Some Recent Comments from the Petition

As I have written before, I am truly astonished at the emotion in so many of your comments. I would like to share just a few here, (without using any names).

 At least once in a generation we are reminded, in such conspicuous fashion, that WE MUST continue to resist these bullying encroachments of our basic property ownership rights. This is a watershed case. We are all compelled to stand behind Nick in his efforts to make a difference for all of us, especially those less profiled and seemingly without a representative voice.

 Forty nine years ago in Cuba, a small group of individuals determined that it served “the greater good” to take property, business, money and homes from people who had worked all their lives to accomplish what they earned. This was how and why my family came to this country.
No private institution has the right to use the government to meet their ends at the peril of the citizens, regardless of who they are and what they represent they will do for the “community”
Eminent Domain IS WRONG.

As a student of Columbia, I have to say I am not proud of my University’s action’s. I and many other students are doing all we can to direct the university’s attention to the serious ethical errors that Columbia is making in pursuing a dog-eat-dog worldview on this expansion. Very unsettling moment in our school’s history.

My family moved to Harlem in May of 1986. I have seen the ups and downs of Harlem. When we moved here, my parents were told that banks did not lend to homeowners in Harlem. We did not receive the same quality of service that other communities received, i. e. adequate garbage pick up, poor mail service and no police support. We were even told that were were not really Manhattan residents even though we share the same island.

Now everyone enjoys what Harlem has to offer (the beautiful architecture, rich, diverse culture, great food and entertainment) and wants to know why did “they” destroy it. People constantly ask why do “they” treat their neighborhoods this way. When the City refuses to treat all of it’s citizens fairly and equally, people rebel.
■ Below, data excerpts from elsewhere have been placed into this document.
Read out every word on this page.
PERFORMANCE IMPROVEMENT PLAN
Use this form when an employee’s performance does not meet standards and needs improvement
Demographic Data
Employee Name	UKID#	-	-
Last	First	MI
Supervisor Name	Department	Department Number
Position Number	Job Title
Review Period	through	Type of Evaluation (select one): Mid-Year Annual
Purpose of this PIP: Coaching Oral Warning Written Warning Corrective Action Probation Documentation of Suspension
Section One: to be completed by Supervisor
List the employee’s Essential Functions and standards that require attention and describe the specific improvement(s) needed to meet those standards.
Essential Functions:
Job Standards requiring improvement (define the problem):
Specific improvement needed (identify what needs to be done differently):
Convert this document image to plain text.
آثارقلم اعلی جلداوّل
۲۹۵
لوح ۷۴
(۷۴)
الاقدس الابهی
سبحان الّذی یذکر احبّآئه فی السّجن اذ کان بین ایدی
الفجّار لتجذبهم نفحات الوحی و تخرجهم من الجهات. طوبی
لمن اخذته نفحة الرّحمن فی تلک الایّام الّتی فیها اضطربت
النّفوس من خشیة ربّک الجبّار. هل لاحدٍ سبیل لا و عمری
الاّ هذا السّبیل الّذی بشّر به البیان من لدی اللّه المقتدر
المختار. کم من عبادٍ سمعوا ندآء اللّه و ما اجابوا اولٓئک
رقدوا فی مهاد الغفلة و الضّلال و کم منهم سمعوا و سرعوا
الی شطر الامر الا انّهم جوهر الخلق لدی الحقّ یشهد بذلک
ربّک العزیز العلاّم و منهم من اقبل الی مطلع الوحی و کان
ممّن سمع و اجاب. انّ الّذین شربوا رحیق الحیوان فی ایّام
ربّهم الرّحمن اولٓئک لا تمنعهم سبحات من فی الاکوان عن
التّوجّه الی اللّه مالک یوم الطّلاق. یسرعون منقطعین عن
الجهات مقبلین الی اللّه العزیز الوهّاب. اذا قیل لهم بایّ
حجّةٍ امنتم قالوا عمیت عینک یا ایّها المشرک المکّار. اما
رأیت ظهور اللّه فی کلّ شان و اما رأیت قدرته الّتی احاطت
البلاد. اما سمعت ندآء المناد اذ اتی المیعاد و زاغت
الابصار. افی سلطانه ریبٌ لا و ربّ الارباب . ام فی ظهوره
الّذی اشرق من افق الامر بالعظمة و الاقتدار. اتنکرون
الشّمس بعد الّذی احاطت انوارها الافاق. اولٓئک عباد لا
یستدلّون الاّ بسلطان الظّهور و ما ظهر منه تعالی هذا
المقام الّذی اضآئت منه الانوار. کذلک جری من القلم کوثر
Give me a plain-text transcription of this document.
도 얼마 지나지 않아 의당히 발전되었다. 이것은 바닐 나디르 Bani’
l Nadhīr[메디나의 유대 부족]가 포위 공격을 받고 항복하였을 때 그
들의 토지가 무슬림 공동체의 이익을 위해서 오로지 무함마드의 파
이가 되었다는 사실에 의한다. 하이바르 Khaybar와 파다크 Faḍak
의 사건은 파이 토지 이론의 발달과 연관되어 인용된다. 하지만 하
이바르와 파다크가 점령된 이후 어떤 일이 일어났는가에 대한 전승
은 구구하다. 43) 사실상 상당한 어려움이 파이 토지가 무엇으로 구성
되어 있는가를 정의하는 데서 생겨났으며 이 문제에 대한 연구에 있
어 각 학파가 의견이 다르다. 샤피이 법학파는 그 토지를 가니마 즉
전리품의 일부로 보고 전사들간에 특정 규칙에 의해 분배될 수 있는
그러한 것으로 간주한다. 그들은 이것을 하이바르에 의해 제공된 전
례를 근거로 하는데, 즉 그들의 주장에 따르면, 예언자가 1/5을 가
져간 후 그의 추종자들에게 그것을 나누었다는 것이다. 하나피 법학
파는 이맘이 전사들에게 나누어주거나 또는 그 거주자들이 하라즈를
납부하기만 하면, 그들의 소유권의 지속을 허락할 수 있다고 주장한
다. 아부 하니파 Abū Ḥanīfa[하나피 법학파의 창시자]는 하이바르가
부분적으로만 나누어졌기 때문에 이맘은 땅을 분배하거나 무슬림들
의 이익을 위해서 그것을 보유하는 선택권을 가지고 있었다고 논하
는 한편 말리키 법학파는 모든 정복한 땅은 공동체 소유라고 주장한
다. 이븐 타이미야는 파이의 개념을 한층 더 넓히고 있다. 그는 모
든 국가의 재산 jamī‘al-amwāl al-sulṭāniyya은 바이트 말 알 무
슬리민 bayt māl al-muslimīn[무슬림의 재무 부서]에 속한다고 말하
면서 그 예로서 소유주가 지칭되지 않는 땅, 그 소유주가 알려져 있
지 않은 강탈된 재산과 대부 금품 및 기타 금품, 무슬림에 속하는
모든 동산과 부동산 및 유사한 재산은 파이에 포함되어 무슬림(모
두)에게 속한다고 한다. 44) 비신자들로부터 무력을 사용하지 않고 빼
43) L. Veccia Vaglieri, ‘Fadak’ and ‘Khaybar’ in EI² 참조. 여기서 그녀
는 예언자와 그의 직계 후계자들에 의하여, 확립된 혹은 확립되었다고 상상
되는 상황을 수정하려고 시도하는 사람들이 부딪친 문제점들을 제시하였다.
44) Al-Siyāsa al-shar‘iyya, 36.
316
Harlem was bought back to it’s splendor by “they,” the people that have lived here through the good and bad times. Utilizing community outreach and development programs initiated by community activist that refused to let the heritage of Harlem fade away, like so many other culturally rich communities in New York, making Harlem one of the crown jewels of New York City, again.

But Columbia University never wanted to consider itself apart of the Harlem community. Now it wants to rape the community of its communal spaces, housing and businesses to expand its private institution that most residents in the area cannot afford to attend and are not even offered an opportunity to do so. And what does Columbia offer in return – NOTHING. The small trinkets the University believes it is giving the community is long over due and should have been done years ago. The residents do not want something for nothing, WE WANT TO BE TREATED WITH THE SAME RESPECT AND DIGINITY AS ANY OTHER COMMUNITY IN THE CITY OF NEW YORK.